In morning trade, the banking giant's shares are down 1% to $92.74. This means the CBA share price is now down approximately 6% since this time last month.
While this is disappointing for shareholders, it does make the bank's shares more attractive for non-shareholders. Particularly given the generous dividend yields that its shares traditionally offer investors.
In light of this, let's take a look to see what the market is expecting from the CBA dividend in 2023.
How big will the CBA dividend be in 2023?
As a reminder, the banking giant released its full year results in August and declared a fully franked final dividend of $2.10 per share.
This brought the CBA dividend for FY 2022 to a total of $3.85 per share, which was up 10% year over year.
The good news for investors is that the team at Credit Suisse is expecting another decent increase in FY 2023.
According to a recent note, its analysts are forecasting a fully franked $4.25 per share dividend over the next 12 months.
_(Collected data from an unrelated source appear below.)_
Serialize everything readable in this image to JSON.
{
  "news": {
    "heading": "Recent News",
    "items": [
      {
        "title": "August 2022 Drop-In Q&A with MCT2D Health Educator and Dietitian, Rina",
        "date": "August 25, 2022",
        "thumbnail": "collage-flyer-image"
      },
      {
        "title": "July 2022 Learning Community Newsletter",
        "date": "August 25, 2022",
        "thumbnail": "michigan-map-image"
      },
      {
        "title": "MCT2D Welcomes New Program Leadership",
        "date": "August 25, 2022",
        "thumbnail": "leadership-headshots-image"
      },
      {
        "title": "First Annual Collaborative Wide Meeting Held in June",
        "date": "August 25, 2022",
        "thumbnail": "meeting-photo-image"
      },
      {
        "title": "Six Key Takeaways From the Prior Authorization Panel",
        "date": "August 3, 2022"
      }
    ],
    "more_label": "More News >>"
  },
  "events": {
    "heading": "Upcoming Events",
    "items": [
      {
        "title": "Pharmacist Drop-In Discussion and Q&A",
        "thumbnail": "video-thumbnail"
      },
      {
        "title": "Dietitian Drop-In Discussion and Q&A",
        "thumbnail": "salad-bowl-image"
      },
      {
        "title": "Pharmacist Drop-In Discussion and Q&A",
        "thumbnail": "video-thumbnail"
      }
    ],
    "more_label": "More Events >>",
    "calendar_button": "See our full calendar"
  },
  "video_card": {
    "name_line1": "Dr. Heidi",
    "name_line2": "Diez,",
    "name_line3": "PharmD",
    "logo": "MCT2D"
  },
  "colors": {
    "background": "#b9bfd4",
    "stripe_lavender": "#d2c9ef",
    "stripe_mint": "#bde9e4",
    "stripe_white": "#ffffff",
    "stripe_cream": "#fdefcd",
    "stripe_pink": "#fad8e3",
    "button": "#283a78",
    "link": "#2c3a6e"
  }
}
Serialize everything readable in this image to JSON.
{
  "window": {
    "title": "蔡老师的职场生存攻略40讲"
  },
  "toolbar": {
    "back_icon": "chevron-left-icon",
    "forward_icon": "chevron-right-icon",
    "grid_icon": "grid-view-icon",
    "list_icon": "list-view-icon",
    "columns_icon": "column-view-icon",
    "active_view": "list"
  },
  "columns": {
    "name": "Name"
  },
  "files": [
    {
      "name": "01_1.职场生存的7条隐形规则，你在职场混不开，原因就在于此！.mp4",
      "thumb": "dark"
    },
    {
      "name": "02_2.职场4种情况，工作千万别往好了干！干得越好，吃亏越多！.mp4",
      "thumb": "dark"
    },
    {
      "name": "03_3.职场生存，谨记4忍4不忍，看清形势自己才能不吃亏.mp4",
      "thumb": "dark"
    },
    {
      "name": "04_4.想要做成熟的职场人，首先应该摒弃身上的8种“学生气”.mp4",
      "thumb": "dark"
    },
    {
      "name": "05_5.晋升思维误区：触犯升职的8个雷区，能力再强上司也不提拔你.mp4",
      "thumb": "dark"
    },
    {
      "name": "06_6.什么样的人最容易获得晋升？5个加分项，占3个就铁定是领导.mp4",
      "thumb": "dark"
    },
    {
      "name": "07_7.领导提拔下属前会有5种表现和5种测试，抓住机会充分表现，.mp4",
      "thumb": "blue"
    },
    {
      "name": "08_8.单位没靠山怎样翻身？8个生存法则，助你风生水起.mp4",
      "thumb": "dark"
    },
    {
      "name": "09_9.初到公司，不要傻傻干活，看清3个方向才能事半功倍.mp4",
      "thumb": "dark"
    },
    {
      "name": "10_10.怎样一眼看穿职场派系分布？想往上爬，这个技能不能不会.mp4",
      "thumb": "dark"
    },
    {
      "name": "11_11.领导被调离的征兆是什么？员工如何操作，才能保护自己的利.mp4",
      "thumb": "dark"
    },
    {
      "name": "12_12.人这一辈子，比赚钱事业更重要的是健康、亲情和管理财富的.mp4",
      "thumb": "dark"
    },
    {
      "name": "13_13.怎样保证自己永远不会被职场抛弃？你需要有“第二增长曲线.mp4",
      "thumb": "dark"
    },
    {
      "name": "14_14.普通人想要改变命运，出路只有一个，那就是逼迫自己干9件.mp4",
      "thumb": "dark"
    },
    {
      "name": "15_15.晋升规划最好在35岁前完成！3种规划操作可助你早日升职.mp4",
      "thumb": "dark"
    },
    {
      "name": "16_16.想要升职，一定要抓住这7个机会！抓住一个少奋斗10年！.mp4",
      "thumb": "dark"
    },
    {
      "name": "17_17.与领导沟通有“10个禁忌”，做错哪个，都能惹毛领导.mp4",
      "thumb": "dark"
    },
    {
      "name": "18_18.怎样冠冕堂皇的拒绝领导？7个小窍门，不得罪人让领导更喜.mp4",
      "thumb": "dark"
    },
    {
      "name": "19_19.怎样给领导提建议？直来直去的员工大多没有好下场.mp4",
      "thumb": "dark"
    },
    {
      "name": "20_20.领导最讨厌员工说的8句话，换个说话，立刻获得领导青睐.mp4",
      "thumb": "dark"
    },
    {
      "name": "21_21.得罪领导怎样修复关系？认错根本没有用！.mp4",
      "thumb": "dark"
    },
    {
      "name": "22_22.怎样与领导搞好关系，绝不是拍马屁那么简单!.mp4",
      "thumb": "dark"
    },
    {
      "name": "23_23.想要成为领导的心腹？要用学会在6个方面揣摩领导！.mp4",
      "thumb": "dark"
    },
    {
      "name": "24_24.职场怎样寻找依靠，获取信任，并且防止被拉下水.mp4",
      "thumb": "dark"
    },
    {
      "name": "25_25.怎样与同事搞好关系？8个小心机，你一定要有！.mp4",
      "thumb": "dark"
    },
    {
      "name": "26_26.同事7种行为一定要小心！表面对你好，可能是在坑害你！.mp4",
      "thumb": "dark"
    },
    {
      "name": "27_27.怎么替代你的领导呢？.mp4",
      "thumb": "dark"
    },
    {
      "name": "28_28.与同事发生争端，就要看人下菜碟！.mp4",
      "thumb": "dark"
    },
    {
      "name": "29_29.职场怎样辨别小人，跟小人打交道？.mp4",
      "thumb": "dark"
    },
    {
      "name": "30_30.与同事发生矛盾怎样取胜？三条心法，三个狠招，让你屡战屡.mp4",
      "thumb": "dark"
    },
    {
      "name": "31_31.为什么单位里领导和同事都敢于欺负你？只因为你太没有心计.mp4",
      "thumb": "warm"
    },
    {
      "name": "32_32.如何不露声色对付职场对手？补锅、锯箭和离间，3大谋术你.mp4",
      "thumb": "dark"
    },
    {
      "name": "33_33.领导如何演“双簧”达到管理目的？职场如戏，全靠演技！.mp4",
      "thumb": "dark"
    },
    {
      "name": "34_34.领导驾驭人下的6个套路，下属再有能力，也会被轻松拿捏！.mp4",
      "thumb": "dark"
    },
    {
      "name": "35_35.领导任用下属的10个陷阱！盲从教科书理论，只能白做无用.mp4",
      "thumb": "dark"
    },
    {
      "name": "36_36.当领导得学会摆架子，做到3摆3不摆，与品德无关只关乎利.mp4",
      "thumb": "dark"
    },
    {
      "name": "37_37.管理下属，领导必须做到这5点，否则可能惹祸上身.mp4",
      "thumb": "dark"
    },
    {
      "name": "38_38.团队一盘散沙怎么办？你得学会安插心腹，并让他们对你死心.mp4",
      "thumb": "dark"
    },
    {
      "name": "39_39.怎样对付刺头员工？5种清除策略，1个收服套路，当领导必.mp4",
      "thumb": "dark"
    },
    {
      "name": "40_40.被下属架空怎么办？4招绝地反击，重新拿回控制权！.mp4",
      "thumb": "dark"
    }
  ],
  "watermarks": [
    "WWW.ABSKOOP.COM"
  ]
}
This will be a 10.3% increase year over year and, thanks to recent weakness in the CBA share price, will mean a generous 4.6% dividend yield for investors.
Another positive is that although Credit Suisse only has a neutral rating on the shares of Australia's largest bank, its price target is meaningfully higher than current levels.
Credit Suisse has a price target of $102.80, which implies potential upside of almost 11% for investors. Including dividends, the total potential return widens to almost 16%.